Let $C([-\pi, \pi])'$ be the set of continuous functions $f$ from $[-\pi, \pi]$ to $\mathbb{C}$ such that $f(\pi) = f(-\pi)$. For $f \in C([-\pi, \pi])', n \in \mathbb{Z}$, define $a_n = \frac{1}{2\pi}\int_{-\pi}^{\pi} f(\theta) e^{-in\theta} d\theta$. If $f(\theta) = \sum_{n=-\infty}^\infty a_n e^{in\theta}\,\forall \theta\in [-\pi, \pi]$, let $S_N(f)(\theta) = \sum_{n=-N}^N a_n e^{in\theta}$. Define for $f \in C([-\pi, \pi])'. ||f||_2 := \left(\frac{1}{2\pi}\int_{-\pi}^\pi |f(\theta)|^2 d\theta\right)^{1/2},$ $\lVert f\rVert_1 := \frac{1}{2\pi} \int_{-\pi}^\pi |f(\theta)| d\theta$, and $\lVert f(x)\rVert_\infty := \max_{x\in [-\pi, \pi]} |f(x)|$. Consider the following statements for a fixed $f\in C([-\pi , \pi])'$:
- $f(\theta) = \sum_{n=-\infty}^{\infty} a_n e^{in\theta} \,\forall \theta\in [-\pi, \pi]$.

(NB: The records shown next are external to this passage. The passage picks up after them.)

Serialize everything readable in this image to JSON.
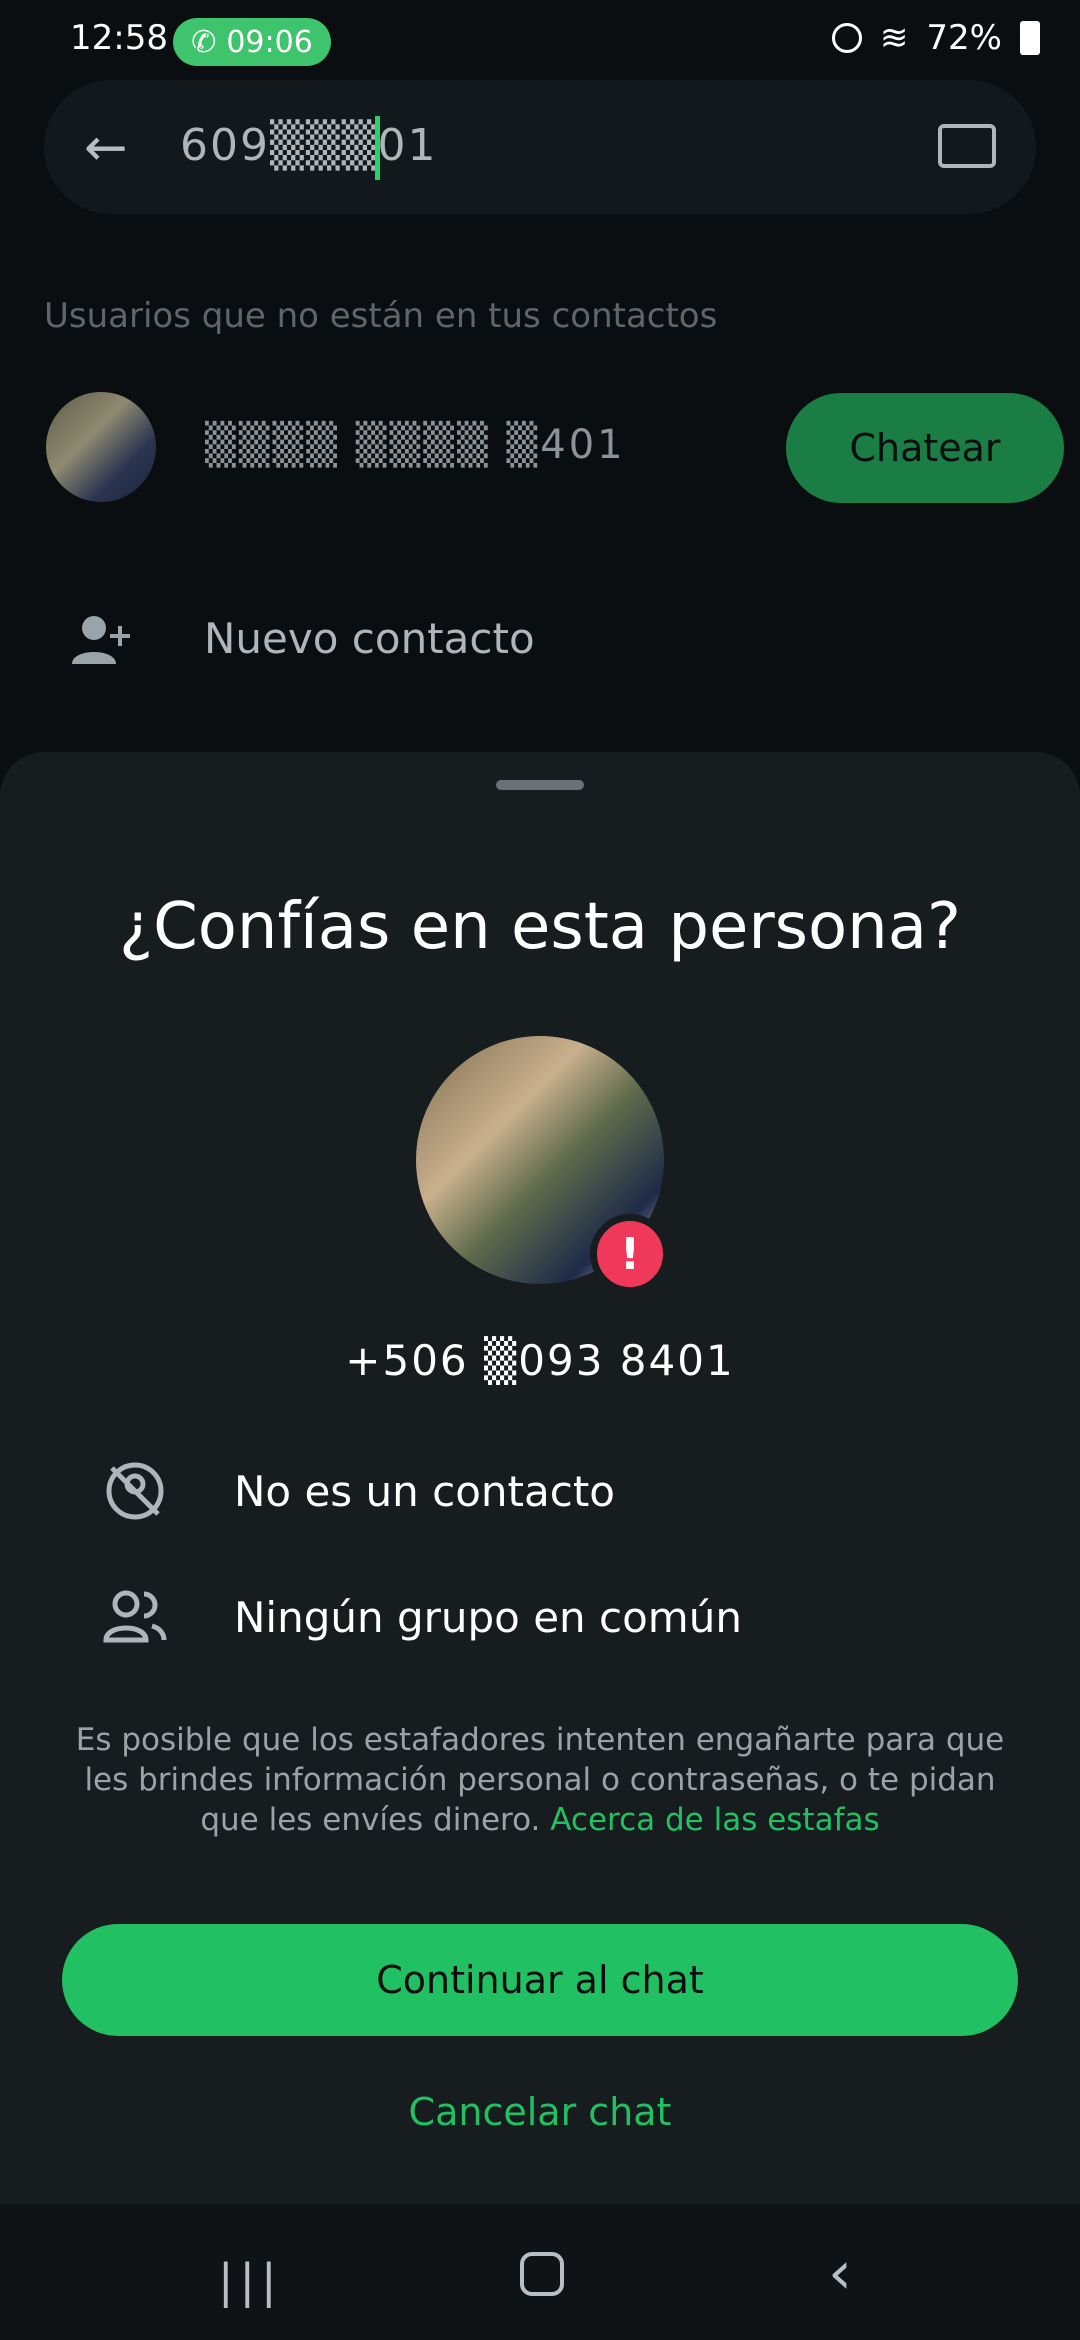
{
  "status_bar": {
    "time": "12:58",
    "call_timer": "09:06",
    "battery": "72%"
  },
  "search": {
    "query": "609▒▒▒01",
    "keyboard_icon": "keyboard-icon",
    "back_icon": "arrow-left-icon"
  },
  "results": {
    "section_label": "Usuarios que no están en tus contactos",
    "contact_number": "▒▒▒▒ ▒▒▒▒ ▒401",
    "chat_button": "Chatear",
    "new_contact": "Nuevo contacto"
  },
  "sheet": {
    "title": "¿Confías en esta persona?",
    "phone_number": "+506 ▒093 8401",
    "rows": [
      {
        "icon": "contact-off-icon",
        "label": "No es un contacto"
      },
      {
        "icon": "group-icon",
        "label": "Ningún grupo en común"
      }
    ],
    "warning": "Es posible que los estafadores intenten engañarte para que les brindes información personal o contraseñas, o te pidan que les envíes dinero.",
    "warning_link": "Acerca de las estafas",
    "continue_button": "Continuar al chat",
    "cancel_button": "Cancelar chat"
  },
  "colors": {
    "accent": "#21c063",
    "warning_badge": "#f0395a",
    "sheet_bg": "#171c1f"
  }
}
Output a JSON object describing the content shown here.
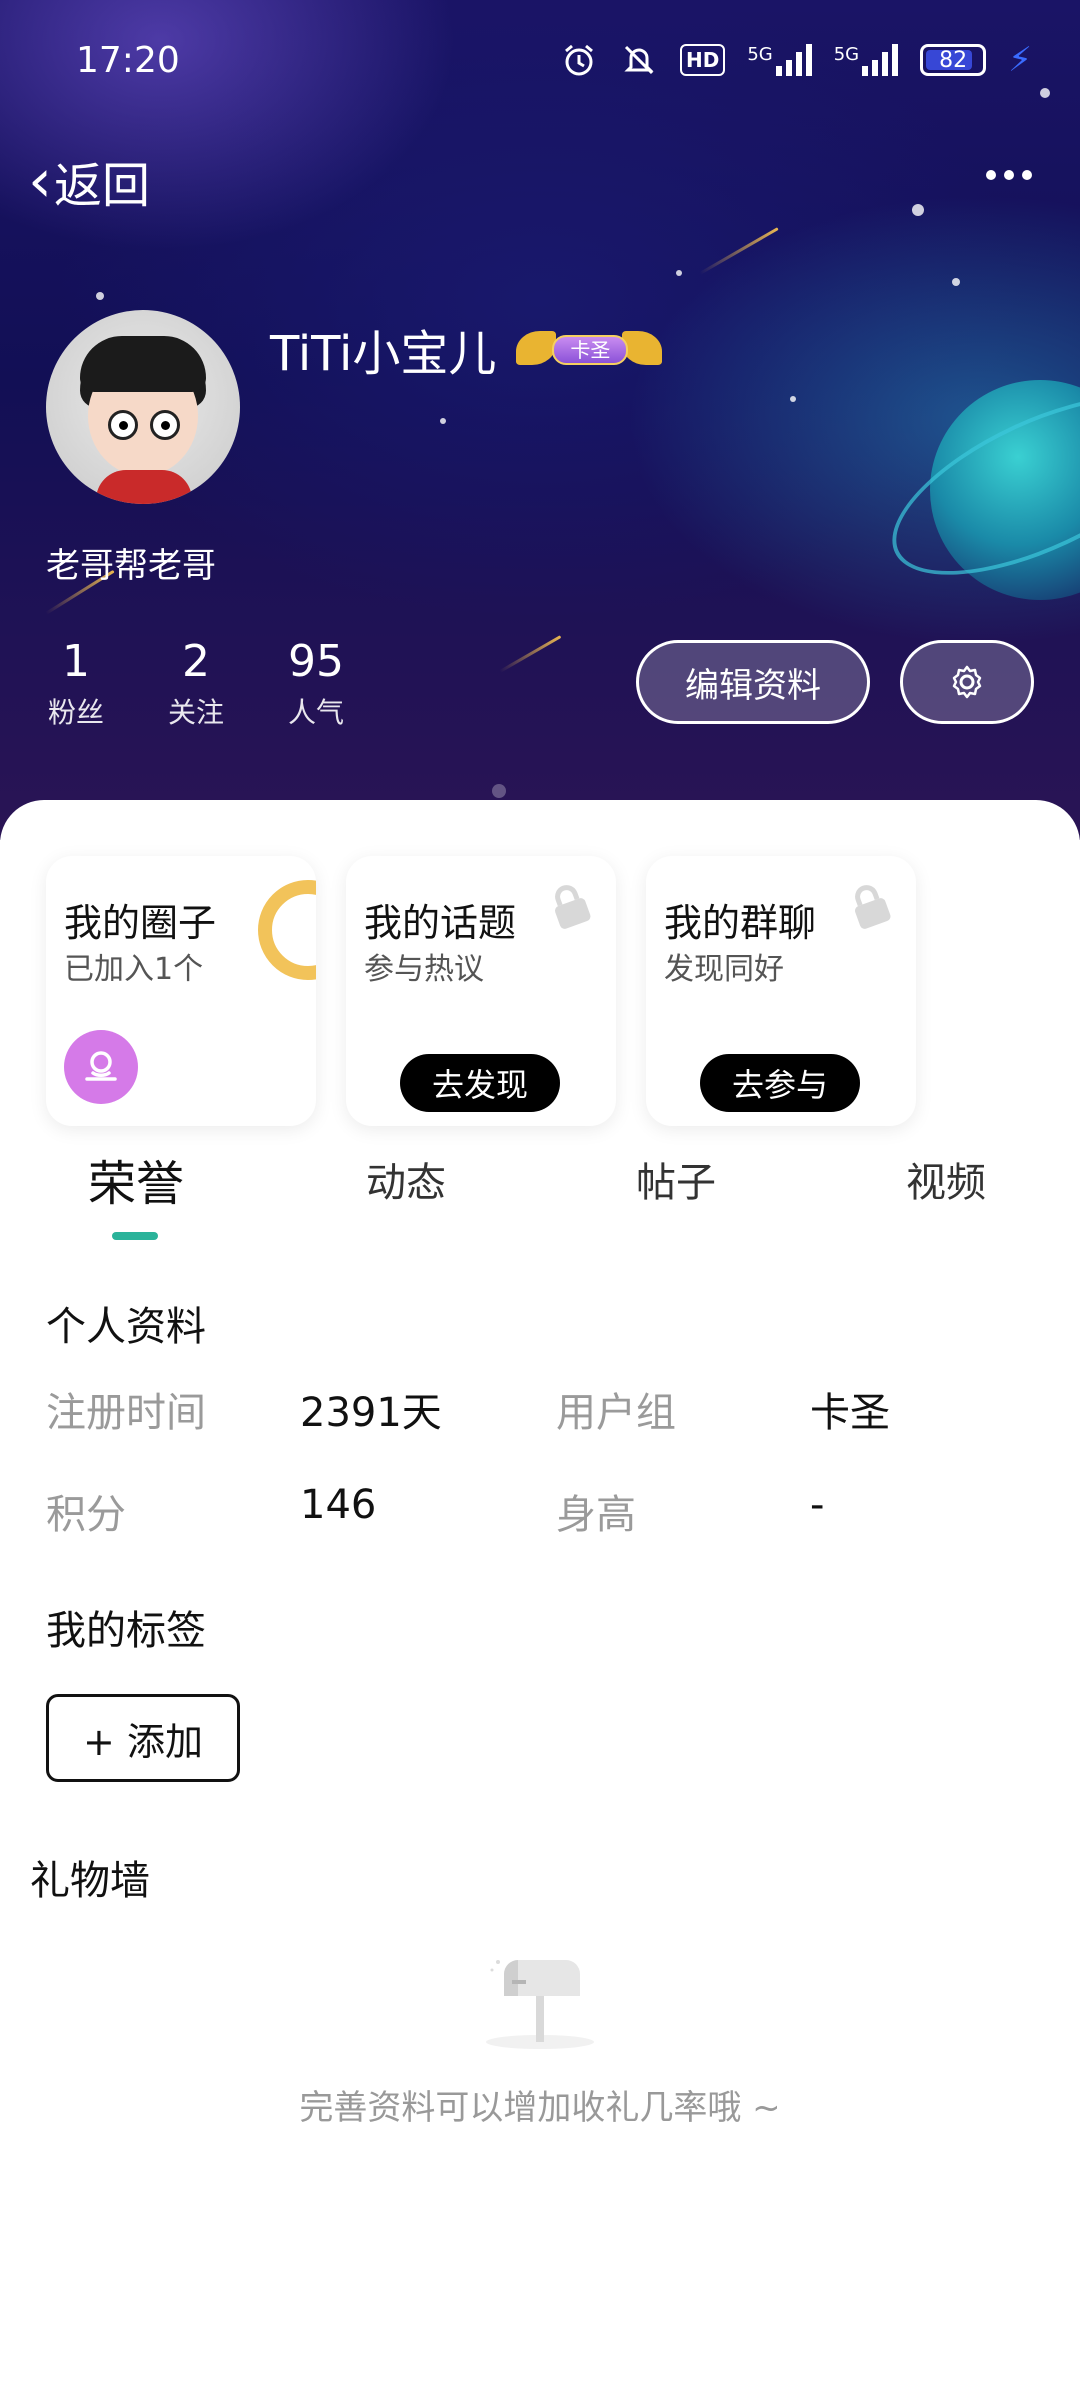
{
  "status_bar": {
    "time": "17:20",
    "network_1": "5G",
    "network_2": "5G",
    "hd_label": "HD",
    "battery": "82",
    "icons": [
      "alarm-icon",
      "mute-icon",
      "hd-icon",
      "signal-5g-icon",
      "signal-5g-icon",
      "battery-icon",
      "charging-icon"
    ]
  },
  "nav": {
    "back_label": "返回",
    "more_icon": "more-icon"
  },
  "profile": {
    "username": "TiTi小宝儿",
    "rank_badge": "卡圣",
    "signature": "老哥帮老哥",
    "stats": [
      {
        "value": "1",
        "label": "粉丝"
      },
      {
        "value": "2",
        "label": "关注"
      },
      {
        "value": "95",
        "label": "人气"
      }
    ],
    "edit_button": "编辑资料"
  },
  "features": [
    {
      "title": "我的圈子",
      "subtitle": "已加入1个"
    },
    {
      "title": "我的话题",
      "subtitle": "参与热议",
      "button": "去发现"
    },
    {
      "title": "我的群聊",
      "subtitle": "发现同好",
      "button": "去参与"
    }
  ],
  "tabs": [
    {
      "label": "荣誉",
      "active": true
    },
    {
      "label": "动态",
      "active": false
    },
    {
      "label": "帖子",
      "active": false
    },
    {
      "label": "视频",
      "active": false
    }
  ],
  "personal_info": {
    "title": "个人资料",
    "fields": [
      {
        "key": "注册时间",
        "value": "2391天"
      },
      {
        "key": "用户组",
        "value": "卡圣"
      },
      {
        "key": "积分",
        "value": "146"
      },
      {
        "key": "身高",
        "value": "-"
      }
    ]
  },
  "tags": {
    "title": "我的标签",
    "add_button": "+ 添加"
  },
  "gift_wall": {
    "title": "礼物墙",
    "empty_text": "完善资料可以增加收礼几率哦 ~"
  },
  "colors": {
    "accent": "#2ab39a",
    "header_bg": "#140f5a",
    "battery_fill": "#3747d6"
  }
}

- $\lim\limits_{n\to\infty} ||f-S_n(f)||_2= 0$.
- $\lim\limits_{n\to\infty} ||f - S_n(f)||_1 = 0.$
- $\lim\limits_{n\to\infty} ||f-S_n(f)||_\infty = 0.$
Prove that $(4)\Rightarrow (1), (2)$, and that $(2)\Rightarrow (3)$.
To show that $(4)\Rightarrow (1),$ this follows from the fact that uniform convergence implies pointwise convergence. To show $(4)\Rightarrow (2)$, one can show that $\lVert f\rVert_2 \leq \lVert f\rVert_\infty$ for any $f\in C([-\pi, \pi])'$. Indeed, fix $f\in C([-\pi, \pi])'$. One has $\lVert f\rVert_2^2 = \frac{1}{2\pi} \int_{-\pi}^\pi |f(\theta)|^2 d\theta \leq \frac{1}{2\pi} \int_{-\pi}^\pi \lVert f\rVert_\infty^2 d\theta= \lVert f\rVert_\infty^2.$ However, I'm not sure how to show that $(2)\Rightarrow (3)$. It doesn't seem true that $\lVert f\rVert_\infty \leq \lVert f\rVert_2$ for $f\in C([-\pi, \pi])'$.
Here's my incomplete attempt to prove $(2)\Rightarrow (3)$. If $f$ is identically zero, $\lVert f\rVert_2 = \lVert f \rVert_1$. So suppose f is not identically zero, and let $c = \sup_{x\in [-\pi, \pi], f(x)\neq 0} \frac{1}{|f(x)|}$. The problem is that the set $\{x\in [-\pi, \pi], f(x)\neq 0\}$ doesn't seem to be compact, so the EVT doesn't seem to apply. I might be able to apply the EVT in some other way however.